Manifesto Destiny: Melting Watch Press debuts with Beats-inspired poetry anthology

INTERVIEW WRITTEN WORD

Melting Watch Press

Cousins Joe Provenzano and Mike Benoit aren't short on proclamations. Their new Ann Arbor-based Melting Watch Press was inspired by a shared love of the Transcendentalists -- particularly Walt Whitman -- and the Beats, and the duo aren't afraid to claim their place in that lineage.

“We really consider ourselves to be part of their tradition,” says Provenzano. The cousins believe in "the idea of writing things that we’re actually thinking, and taking ourselves away from academic pseudo-poetry and (the) shielding of ourselves and opening our hearts to the page.”

Melting Watch Press' first salvo against "academic pseudo-poetry" is Chattering of the Subconscious Toybox: A Radical Anthology of Emerging New Poets, an anthology featuring Provenzano, Benoit, and their friend Jake Camaj.

Provenzano and Benoit are disenchanted with what they feel is an “MFA takeover” of literature and they hope to bring honest, Beat-inspired poetry back to the cultural consciousness and especially to introduce it to today’s youth through their work and publications.

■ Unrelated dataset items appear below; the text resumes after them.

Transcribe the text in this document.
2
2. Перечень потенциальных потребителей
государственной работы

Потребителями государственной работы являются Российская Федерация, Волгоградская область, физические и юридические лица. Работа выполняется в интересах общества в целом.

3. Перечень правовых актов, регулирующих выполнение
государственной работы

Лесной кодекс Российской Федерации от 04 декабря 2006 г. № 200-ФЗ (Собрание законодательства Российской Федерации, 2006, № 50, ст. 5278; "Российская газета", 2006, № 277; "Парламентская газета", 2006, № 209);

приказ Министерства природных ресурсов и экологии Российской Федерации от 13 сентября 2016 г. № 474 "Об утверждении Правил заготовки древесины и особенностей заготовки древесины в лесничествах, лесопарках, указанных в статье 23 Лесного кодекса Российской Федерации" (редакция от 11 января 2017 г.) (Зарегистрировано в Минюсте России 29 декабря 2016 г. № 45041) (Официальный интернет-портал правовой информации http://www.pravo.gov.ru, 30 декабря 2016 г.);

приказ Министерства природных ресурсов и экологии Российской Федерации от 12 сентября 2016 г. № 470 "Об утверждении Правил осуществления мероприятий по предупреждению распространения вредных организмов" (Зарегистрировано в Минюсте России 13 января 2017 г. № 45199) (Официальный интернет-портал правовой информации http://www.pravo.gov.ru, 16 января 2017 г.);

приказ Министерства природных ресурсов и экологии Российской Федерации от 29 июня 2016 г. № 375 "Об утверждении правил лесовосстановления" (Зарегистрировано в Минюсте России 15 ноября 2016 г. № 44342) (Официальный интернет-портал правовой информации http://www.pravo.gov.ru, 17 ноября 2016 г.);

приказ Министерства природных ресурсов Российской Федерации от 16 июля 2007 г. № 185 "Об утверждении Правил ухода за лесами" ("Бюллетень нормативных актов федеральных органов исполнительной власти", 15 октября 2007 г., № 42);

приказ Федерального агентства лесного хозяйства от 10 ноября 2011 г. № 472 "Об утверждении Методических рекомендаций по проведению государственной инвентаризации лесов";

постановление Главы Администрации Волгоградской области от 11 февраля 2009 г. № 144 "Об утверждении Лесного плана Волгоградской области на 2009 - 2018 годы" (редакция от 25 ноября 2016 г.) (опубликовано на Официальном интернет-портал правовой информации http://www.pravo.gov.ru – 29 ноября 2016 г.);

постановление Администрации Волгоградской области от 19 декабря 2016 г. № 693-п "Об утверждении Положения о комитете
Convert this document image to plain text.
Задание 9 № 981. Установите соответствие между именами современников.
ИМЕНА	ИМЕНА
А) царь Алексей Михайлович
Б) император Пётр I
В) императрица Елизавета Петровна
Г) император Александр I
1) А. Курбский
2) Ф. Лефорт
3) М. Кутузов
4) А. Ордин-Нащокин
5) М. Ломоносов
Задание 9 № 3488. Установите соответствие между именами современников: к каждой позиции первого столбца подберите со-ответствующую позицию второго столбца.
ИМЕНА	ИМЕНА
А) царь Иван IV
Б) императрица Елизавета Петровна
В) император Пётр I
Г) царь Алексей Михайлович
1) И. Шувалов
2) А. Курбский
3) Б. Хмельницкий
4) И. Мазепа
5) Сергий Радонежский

“Our generation has quite a lot of data thrown at them with the advent of social media and the internet,” says Provenzano. “Pop culture today doesn’t really emphasize the importance of literary arts. Music is something that is always loud and it’s easy for people to hop onto music because you don’t have to do any extra work to have a song thrown at you. It’s different than actually having to sit down and read a book. Mike and I sincerely believe that when you create a personal intimacy with the arts it can do something for your life that nothing else can do.”

Melting Watch Press

Both Provenzano and Benoit are millennials themselves, so they’ve experienced firsthand the distractions that today’s culture delivers. “Youth today are so bombarded by media that it’s almost difficult for [them] to form their own perspective,” says Benoit. “Something that we want to do is to encourage people to observe everything and then filter it through yourself. Find what works for you. It’s alright to have your own perspective, and it’s alright to have your own opinion, and to act on that opinion and not be afraid of it.”

Since the publication of Chattering of the Subconscious Toybox, both Benoit and Provenzano have been hard at work at their next publications. They each plan to release a book of prose around the same time, with a collection by Camaj to follow afterward. They view Chattering as a sort of “sampler package” of their work.

“This is what’s happening in contemporary writing and this is where contemporary writing can go,” says Provenzano. “We really plan to take this to the national level and as far as we can, ad infinitum, because we really believe in what we’re doing and we believe that there are other people who are going to find consanguineous relation to our efforts and want to be a part of this.”

Along with working on their own collections, the two are cultivating other writers and accepting submissions for Melting Watch Press. The duo is also dedicated to republishing works by some of their literary heroes. First up is a republication of the 1855 original edition of Whitman’s Leaves of Grass.

Provenzano and Benoit feel indebted to poets like Whitman, Ralph Waldo Emerson, and the Beats because they lived their art, and they idolize Lawrence Ferlinghetti, who in 1955 also created his own publishing house in association with his City Lights Bookstore in San Francisco.

“These people gave their lives for art to enrich the lives of everybody (else),” says Provenzano. “Not everybody has to be like Mike and myself and become an artist and want to change the world. But art has the potential to light people up like it’s lit us up. Like Emerson said, ‘To know even one life has breathed easier because you have lived -- this is to have succeeded.’ We want to make everyone’s lives better by doing what we do best and that’s giving our lives to the arts.”


Elizabeth Pearce is a Library Technician at the Ann Arbor District Library.